Hi friend, Have you solved the above problem of using fastai v2 for document embedding? Any help would be appreciated!

florianl · August 13, 2021, 2:04pm

I use the following callback to extract the sentence embeddings. (I found the pooling functions here in the forums.)

def _masked_max_pool(output, mask, bptt):
    return output.masked_fill(mask[:,:,None], -float('inf')).max(dim=1)[0]

def _last_hdn_pool(output, mask, bptt):
    last_lens = mask[:,-bptt:].long().sum(dim=1)
    return output[torch.arange(0, output.size(0)),-last_lens-1]

def _masked_avg_pool(output, mask, bptt):
    lens = output.shape[1] - mask.long().sum(dim=1)
    avg_pool = output.masked_fill(mask[:, :, None], 0).sum(dim=1)
    avg_pool.div_(lens.type(avg_pool.dtype)[:,None])
    return avg_pool

_pooler = {
    'concat': masked_concat_pool,
    'max': _masked_max_pool,
    'last': _last_hdn_pool,
    'avg': _masked_avg_pool,
}

class SentenceEmbeddingCallback(Callback):
    def __init__(self, pool_mode='max'):
        store_attr()
        self.pooler = _pooler[pool_mode]
        self.sentence_encoder = learn.model[0]
        self._setup()
        
    def before_fit(self):
        self.run = not hasattr(self.learn, 'lr_finder') and hasattr(self, "gather_preds") and rank_distrib()==0
    
    def after_pred(self):  
        feat = self.feat
        hook = self.hook
        
        first_epoch = True if self.learn.iter == 0 else False

        bptt = getattr(self.sentence_encoder, 'bptt')

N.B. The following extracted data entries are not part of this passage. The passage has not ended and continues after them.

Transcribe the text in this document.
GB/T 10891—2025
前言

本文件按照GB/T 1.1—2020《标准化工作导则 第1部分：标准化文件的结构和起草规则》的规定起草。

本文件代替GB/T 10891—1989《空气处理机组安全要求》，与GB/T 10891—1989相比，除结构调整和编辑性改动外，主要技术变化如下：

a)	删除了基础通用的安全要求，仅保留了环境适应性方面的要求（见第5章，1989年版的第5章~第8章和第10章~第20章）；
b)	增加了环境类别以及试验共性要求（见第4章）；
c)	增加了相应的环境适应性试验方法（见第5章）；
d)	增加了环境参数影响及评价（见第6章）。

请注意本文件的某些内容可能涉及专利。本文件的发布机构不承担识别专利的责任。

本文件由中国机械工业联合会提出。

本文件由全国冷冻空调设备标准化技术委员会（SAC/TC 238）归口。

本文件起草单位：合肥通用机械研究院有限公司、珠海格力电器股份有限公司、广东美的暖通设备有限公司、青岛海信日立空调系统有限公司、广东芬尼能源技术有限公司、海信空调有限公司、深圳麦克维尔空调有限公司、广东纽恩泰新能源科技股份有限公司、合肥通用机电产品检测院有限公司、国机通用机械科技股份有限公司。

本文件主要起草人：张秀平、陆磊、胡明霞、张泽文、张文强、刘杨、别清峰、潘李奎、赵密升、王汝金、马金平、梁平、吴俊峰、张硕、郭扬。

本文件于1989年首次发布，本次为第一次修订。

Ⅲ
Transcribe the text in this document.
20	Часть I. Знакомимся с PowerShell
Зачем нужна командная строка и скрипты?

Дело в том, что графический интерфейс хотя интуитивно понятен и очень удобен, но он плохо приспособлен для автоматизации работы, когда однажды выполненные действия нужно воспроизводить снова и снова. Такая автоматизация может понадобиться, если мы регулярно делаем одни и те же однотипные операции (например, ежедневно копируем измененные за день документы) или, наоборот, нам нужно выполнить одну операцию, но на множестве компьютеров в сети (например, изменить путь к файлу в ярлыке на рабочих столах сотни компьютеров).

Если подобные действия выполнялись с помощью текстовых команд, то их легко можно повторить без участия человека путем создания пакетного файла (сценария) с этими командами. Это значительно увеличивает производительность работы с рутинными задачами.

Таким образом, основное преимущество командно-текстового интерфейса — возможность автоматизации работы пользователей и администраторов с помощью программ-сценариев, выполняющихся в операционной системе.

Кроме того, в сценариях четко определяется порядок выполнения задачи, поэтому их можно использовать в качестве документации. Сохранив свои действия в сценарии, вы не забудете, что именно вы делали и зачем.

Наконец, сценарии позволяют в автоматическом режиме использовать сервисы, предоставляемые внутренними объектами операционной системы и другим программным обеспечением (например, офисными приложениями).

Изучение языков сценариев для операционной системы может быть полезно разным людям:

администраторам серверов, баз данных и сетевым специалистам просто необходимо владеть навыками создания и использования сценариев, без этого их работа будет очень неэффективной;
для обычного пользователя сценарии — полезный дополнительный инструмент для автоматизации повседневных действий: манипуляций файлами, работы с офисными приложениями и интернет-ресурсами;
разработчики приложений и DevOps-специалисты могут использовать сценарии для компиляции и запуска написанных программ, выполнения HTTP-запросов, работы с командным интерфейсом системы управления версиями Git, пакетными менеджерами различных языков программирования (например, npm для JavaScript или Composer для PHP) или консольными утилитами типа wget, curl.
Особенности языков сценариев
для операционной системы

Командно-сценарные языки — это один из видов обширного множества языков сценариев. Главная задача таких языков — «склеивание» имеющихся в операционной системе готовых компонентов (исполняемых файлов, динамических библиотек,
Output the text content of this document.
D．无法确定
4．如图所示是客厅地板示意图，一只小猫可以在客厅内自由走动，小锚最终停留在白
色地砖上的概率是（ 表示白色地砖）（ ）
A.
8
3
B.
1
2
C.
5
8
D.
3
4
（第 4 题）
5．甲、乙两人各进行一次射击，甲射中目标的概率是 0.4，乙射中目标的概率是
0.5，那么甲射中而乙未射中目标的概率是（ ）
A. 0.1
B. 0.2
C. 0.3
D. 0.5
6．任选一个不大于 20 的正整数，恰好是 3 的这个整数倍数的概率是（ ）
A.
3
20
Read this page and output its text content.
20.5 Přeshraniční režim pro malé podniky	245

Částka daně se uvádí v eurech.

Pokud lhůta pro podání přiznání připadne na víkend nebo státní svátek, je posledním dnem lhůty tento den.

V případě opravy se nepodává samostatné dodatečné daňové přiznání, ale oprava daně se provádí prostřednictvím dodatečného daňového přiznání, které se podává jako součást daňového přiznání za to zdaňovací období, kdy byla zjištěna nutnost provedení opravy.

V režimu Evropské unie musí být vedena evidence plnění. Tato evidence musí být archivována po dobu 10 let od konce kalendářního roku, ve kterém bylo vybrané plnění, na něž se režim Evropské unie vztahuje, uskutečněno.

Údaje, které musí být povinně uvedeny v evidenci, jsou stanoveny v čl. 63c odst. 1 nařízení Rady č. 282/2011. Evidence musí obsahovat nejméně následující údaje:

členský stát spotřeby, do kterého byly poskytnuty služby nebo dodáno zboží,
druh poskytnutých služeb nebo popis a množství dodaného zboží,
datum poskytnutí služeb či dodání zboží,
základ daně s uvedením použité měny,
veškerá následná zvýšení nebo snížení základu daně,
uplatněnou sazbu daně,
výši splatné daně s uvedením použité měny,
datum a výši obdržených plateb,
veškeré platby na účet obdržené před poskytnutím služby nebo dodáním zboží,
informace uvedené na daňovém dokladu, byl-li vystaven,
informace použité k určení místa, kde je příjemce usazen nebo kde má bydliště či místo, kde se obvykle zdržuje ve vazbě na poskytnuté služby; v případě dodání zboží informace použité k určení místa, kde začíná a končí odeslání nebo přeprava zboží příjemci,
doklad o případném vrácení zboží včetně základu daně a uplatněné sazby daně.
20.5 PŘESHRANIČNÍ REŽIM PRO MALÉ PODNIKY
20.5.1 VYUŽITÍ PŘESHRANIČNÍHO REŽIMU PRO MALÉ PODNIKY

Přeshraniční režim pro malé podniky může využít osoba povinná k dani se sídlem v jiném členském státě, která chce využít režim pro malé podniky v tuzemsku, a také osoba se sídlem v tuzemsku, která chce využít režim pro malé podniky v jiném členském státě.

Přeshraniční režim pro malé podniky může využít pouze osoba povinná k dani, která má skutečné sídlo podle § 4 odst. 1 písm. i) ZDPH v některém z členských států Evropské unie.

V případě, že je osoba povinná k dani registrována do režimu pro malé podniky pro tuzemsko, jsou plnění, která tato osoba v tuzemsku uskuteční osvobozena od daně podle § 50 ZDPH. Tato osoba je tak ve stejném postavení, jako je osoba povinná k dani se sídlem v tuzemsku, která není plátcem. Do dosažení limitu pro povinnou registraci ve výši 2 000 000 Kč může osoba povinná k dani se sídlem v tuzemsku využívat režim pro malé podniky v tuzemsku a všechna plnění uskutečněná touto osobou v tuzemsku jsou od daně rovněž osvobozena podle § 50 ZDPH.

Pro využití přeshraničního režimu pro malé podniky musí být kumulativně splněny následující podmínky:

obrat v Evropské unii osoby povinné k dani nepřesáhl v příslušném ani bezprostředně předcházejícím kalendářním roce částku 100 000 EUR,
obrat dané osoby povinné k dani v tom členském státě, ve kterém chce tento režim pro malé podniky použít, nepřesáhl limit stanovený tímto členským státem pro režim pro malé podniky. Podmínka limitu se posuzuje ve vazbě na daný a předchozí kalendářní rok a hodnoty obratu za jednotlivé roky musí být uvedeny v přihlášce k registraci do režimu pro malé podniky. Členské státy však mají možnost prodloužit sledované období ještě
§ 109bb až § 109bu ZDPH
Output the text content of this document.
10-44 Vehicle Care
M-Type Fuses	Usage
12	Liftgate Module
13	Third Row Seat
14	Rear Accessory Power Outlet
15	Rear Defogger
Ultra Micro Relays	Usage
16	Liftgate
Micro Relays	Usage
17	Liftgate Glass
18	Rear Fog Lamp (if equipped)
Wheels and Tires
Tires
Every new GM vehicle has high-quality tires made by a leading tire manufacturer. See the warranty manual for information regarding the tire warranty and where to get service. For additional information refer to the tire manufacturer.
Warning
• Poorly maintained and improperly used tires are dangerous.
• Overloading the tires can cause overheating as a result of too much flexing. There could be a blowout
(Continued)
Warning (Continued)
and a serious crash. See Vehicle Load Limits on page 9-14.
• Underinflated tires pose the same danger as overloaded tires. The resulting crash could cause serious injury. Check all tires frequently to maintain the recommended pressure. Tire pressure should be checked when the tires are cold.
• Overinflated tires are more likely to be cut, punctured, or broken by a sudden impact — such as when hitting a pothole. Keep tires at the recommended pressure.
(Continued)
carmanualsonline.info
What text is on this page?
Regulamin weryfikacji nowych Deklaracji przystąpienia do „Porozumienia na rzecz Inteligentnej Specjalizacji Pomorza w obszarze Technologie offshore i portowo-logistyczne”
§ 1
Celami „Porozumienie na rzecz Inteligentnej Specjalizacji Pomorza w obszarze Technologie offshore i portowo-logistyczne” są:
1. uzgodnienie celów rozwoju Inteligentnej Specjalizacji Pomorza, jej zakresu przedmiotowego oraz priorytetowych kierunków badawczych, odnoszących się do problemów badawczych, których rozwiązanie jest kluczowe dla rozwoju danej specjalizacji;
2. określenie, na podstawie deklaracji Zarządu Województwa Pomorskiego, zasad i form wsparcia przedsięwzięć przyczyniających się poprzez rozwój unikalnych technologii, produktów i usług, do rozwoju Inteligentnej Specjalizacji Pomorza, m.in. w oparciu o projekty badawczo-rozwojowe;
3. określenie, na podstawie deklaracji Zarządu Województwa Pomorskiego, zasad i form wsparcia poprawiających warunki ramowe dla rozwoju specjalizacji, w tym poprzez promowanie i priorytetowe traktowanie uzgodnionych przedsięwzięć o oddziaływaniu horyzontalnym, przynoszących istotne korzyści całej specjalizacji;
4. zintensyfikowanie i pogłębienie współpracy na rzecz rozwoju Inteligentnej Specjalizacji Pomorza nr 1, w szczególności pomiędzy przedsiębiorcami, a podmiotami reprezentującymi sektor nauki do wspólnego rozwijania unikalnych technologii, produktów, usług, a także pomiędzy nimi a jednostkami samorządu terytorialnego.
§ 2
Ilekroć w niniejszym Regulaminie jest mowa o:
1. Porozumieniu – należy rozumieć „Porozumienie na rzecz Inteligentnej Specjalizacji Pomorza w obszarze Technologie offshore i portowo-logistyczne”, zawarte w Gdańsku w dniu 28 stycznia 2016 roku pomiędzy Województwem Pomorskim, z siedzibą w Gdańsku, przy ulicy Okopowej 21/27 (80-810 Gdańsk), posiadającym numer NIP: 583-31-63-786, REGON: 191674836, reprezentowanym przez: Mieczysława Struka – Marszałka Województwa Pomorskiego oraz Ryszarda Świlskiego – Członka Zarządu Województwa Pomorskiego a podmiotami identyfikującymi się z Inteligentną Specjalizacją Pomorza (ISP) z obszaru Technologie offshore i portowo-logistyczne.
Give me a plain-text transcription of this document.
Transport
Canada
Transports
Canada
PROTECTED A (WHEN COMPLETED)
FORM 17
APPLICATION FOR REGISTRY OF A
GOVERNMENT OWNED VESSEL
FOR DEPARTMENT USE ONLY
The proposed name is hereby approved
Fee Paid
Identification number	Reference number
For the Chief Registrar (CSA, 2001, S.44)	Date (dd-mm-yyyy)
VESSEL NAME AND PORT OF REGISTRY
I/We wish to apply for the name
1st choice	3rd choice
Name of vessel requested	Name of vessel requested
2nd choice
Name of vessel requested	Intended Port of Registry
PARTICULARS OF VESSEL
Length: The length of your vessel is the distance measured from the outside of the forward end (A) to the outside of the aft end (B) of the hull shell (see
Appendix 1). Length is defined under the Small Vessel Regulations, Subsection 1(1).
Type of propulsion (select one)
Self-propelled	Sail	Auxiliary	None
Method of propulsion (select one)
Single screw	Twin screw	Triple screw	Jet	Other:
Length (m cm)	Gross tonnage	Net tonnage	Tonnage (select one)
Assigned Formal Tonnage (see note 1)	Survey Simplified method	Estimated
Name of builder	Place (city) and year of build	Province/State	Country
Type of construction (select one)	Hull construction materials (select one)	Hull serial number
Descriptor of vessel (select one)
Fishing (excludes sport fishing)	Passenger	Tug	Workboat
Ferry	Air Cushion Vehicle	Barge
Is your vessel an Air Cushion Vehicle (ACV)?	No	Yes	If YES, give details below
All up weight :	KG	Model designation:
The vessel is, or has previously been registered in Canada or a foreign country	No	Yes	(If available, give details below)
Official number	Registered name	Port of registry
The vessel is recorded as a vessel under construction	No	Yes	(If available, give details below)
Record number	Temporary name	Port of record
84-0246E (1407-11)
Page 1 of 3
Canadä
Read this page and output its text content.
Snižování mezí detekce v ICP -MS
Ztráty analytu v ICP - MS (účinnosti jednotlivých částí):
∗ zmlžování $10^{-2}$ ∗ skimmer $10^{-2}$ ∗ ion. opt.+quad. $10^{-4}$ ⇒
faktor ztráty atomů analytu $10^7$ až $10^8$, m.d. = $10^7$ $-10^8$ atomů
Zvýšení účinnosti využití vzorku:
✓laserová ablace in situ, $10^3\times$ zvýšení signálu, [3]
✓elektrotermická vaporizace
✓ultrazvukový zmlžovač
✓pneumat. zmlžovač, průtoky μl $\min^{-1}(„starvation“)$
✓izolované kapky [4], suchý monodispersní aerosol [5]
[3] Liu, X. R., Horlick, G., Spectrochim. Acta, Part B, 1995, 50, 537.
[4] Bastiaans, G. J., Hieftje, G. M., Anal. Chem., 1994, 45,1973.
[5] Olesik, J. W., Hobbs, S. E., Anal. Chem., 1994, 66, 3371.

        enc = hook.stored[0]
        mask = hook.stored[1]
        vec = self.pooler(enc, mask, bptt).detach().cpu()
        
        preds = F.softmax(self.learn.pred, dim=1).detach().cpu().argmax(dim=1)
        feat['pred'] = preds if first_epoch else torch.cat((feat['pred'], preds),0)

        dec = learn.dl.decode_batch((learn.x,learn.y), max_n=len(learn.x))
        dec_lists = list(map(list, zip(*dec)))
        texts = dec_lists[0]
        texts = [t.replace('\t','').replace('\n','').replace('xxbos ','').replace('xxup ','').replace('xxmaj ','').replace(' ', '').replace('▁', ' ') for t in texts]
        feat['text'] = texts if first_epoch else feat['text'] + texts

        feat['vec'] = vec if first_epoch else torch.cat((feat['vec'], vec),0)
        if hasattr(learn, 'y'):
            y = learn.y.detach().cpu()
            feat['y'] = y          if first_epoch else torch.cat((feat['y'], y),0)
            
    def after_validate(self):
        self._remove()

        
    def _setup(self):
        self.hook = hook_output(self.sentence_encoder)
        self.feat = {}
        
    def _remove(self):
        if getattr(self, 'hook', None): self.hook.remove()

    def __del__(self): self._remove()

se_callback = SentenceEmbeddingCallback(pool_mode='concat')
preds = learn.get_preds(dl=dl, cbs=[se_callback])

feat = se_callback.feat

from sklearn.decomposition import PCA
pca = PCA(n_components=2)
pca.fit(feat['vec'])
coords = pca.transform(feat['vec'])